Market structure: Tactical winners are cash-generative E&Ps and refiners that benefit from distillate draws and lower U.S. production (US crude down to 13.215 mbpd), while oilfield services (rig-exposed names like BKR) face headwinds from sub-410 rig counts and falling activity. OPEC+’s Q1 pause + tanker destocking (-6.2% w/w to 103m bbl) keep the market finely balanced; gasoline overhang (+685k bbl; 5.5-year high) mutes immediate upside but distillate deficits tighten refining margins. Risk assessment: Key tail risks are a military strike on Iran or closure of the Strait of Hormuz (20% of seaborne flows) producing multi-week spikes of $15–$30/bbl, or sudden policy shifts (sanctions eased) that could add >0.5–1.0 mbpd and crash prices. Timeframe: immediate (days) — Oman talks Friday can trigger 5–10% intra-day moves; short-term (weeks) — weekly EIA prints and rig counts; long-term (quarters) — EIA 2026 production trajectory to ~13.59 mbpd. Trade implications: Tactical trades should be volatility-aware: prefer risk-defined option call spreads ahead of geopolitical catalysts and equity exposure to U.S. E&Ps (COP) over services (BKR).

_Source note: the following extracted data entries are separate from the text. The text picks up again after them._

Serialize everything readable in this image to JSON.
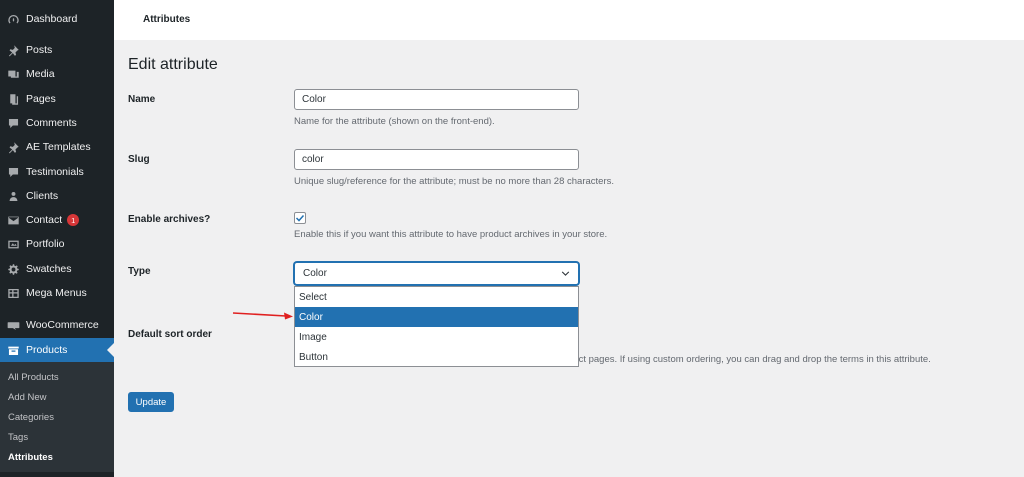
{
  "sidebar": {
    "items": [
      {
        "label": "Dashboard",
        "icon": "dashboard-icon"
      },
      {
        "label": "Posts",
        "icon": "pin-icon"
      },
      {
        "label": "Media",
        "icon": "media-icon"
      },
      {
        "label": "Pages",
        "icon": "pages-icon"
      },
      {
        "label": "Comments",
        "icon": "comments-icon"
      },
      {
        "label": "AE Templates",
        "icon": "pin-icon"
      },
      {
        "label": "Testimonials",
        "icon": "testimonials-icon"
      },
      {
        "label": "Clients",
        "icon": "clients-icon"
      },
      {
        "label": "Contact",
        "icon": "mail-icon",
        "badge": "1"
      },
      {
        "label": "Portfolio",
        "icon": "portfolio-icon"
      },
      {
        "label": "Swatches",
        "icon": "gear-icon"
      },
      {
        "label": "Mega Menus",
        "icon": "grid-icon"
      },
      {
        "label": "WooCommerce",
        "icon": "woocommerce-icon"
      },
      {
        "label": "Products",
        "icon": "products-icon",
        "active": true
      }
    ],
    "submenu": [
      "All Products",
      "Add New",
      "Categories",
      "Tags",
      "Attributes"
    ]
  },
  "header": {
    "title": "Attributes"
  },
  "main": {
    "page_title": "Edit attribute",
    "name": {
      "label": "Name",
      "value": "Color",
      "desc": "Name for the attribute (shown on the front-end)."
    },
    "slug": {
      "label": "Slug",
      "value": "color",
      "desc": "Unique slug/reference for the attribute; must be no more than 28 characters."
    },
    "archives": {
      "label": "Enable archives?",
      "checked": true,
      "desc": "Enable this if you want this attribute to have product archives in your store."
    },
    "type": {
      "label": "Type",
      "selected": "Color",
      "options": [
        "Select",
        "Color",
        "Image",
        "Button"
      ]
    },
    "sort": {
      "label": "Default sort order",
      "desc_visible": "duct pages. If using custom ordering, you can drag and drop the terms in this attribute."
    },
    "update_label": "Update"
  },
  "colors": {
    "sidebar_bg": "#1d2327",
    "accent": "#2271b1",
    "badge": "#d63638",
    "annotation_arrow": "#e02020"
  }
}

Cross-asset: stronger USD caps commodity rallies; higher oil from geopolitics would be inflationary and pressure real yields (higher nominal bond yields) and lift energy equities’ implied vols; hedge macro beta accordingly. Contrarian angles: Consensus focuses on diplomacy easing risk premium; it underestimates persistent physical tightness (inventories -4.2% vs 5-yr avg and large distillate draws). Conversely, increasing Venezuelan exports and potential Russian flow workarounds are underappreciated downside risks. A disciplined, trigger-based approach (volume/prod thresholds) avoids being whipsawed by binary outcomes.